Wrightington, Wigan and Leigh go-live with Sunrise

Wrightington, Wigan and Leigh go-live with Sunrise
Image: The Royal Albert Infirmary

Wrightington, Wigan and Leigh NHS Foundation Trust has gone live with Allscripts Sunrise electronic patient record, deploying it across five sites.

The new EPR went live at the North West trust on Tuesday morning, with a spokeswoman saying at 4pm that it was “going well”.

 By 3pm, the trust ha sent out a tweet thanking people for their “patience while staff are still updating to the new system”.

Sunrise is now deployed at Royal Albert Infirmary in Wigan itself, Leigh Infirmary, Wrightington Hospital, which provide more specialist services, particularly for elderly patients, the Thomas Linacre Centre, which handles outpatients, and the Wigan Eye Unit.

The trust announced in September 2014 that it had chosen Allscripts as its preferred supplier. At the time, Liverpool Heart and Chester Hospital NHS Foundation Trust and Salford Royal NHS Foundation Trusts were the only UK organisations live with Sunrise.

Since then, Allscripts has also won the contract to provide IT to the University Hospital of South Manchester NHS Foundation Trust, which is due to go live shortly after Wrightington, Wigan and Leigh.

Further trusts in the area may opt for the same technology, as part of a ‘hospital chain’ being developed across Greater Manchester.

The new system includes a patient record, ordering and testing and e-prescribing and replaces a hodge podge of legacy systems.

Sunrise went live in parts in the A&E department at 8am on Tuesday morning, by which time all elective patients had been migrated to the new system.

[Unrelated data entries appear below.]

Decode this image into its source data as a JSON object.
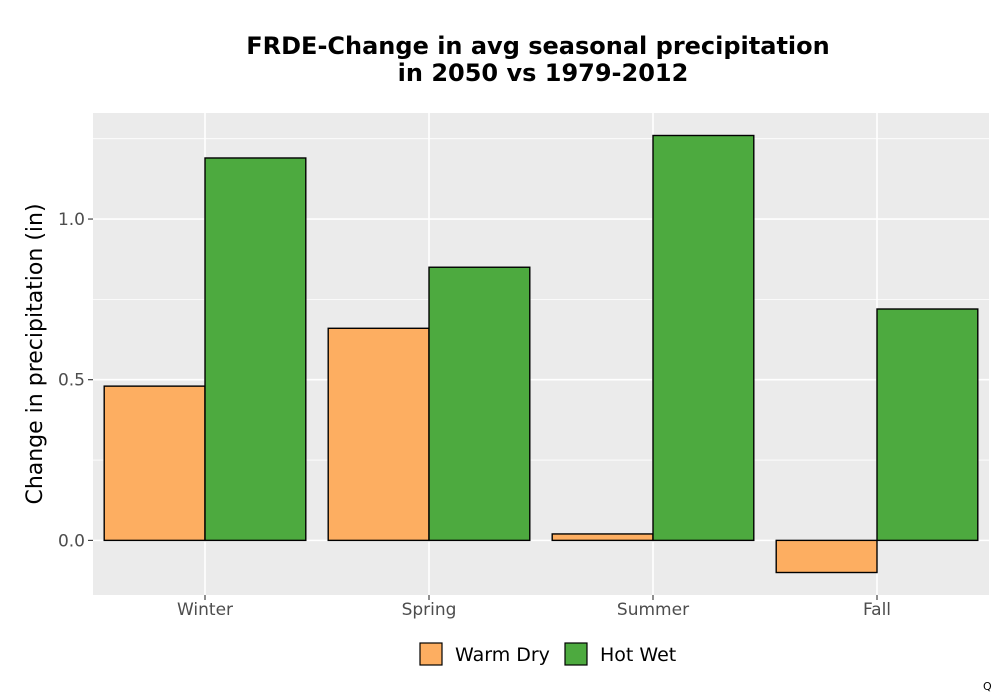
{
  "chart_data": {
    "type": "bar",
    "title": [
      "FRDE-Change in avg seasonal precipitation",
      "in 2050 vs 1979-2012"
    ],
    "xlabel": "",
    "ylabel": "Change in precipitation (in)",
    "categories": [
      "Winter",
      "Spring",
      "Summer",
      "Fall"
    ],
    "series": [
      {
        "name": "Warm Dry",
        "color": "#fdae61",
        "values": [
          0.48,
          0.66,
          0.02,
          -0.1
        ]
      },
      {
        "name": "Hot Wet",
        "color": "#4daa3f",
        "values": [
          1.19,
          0.85,
          1.26,
          0.72
        ]
      }
    ],
    "ylim": [
      -0.17,
      1.33
    ],
    "yticks": [
      0.0,
      0.5,
      1.0
    ],
    "ytick_labels": [
      "0.0",
      "0.5",
      "1.0"
    ],
    "grid": true,
    "legend_position": "bottom",
    "background_color": "#ebebeb"
  },
  "corner_mark": "Q"
}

In a statement on Tuesday morning, chief executive Andrew Foster said the system would “slowly trickle down to the rest of the hospital”, with outpatients expected to be migrated within the next few weeks.

Representatives from trust that have already deployed Sunrise, including Salford Royal, Liverpool Heart and Chest and University Hospital of South Manchester, were also onsite on Tuesday to support the roll-out.

Foster said the project had been “massive”, with 18 months of preparation, testing and training involving 300 staff.
 
“It is an exciting time for the trust and we feel quite positive about the launch of HIS [Health Information System].”

Stephen Dobson, the associate director of information management and technology, said it would an “intense” few weeks as the system bedded in.  

“We request our patients to bear with us during this period as we take on this huge step to support the delivery of safer, faster and more efficient care.”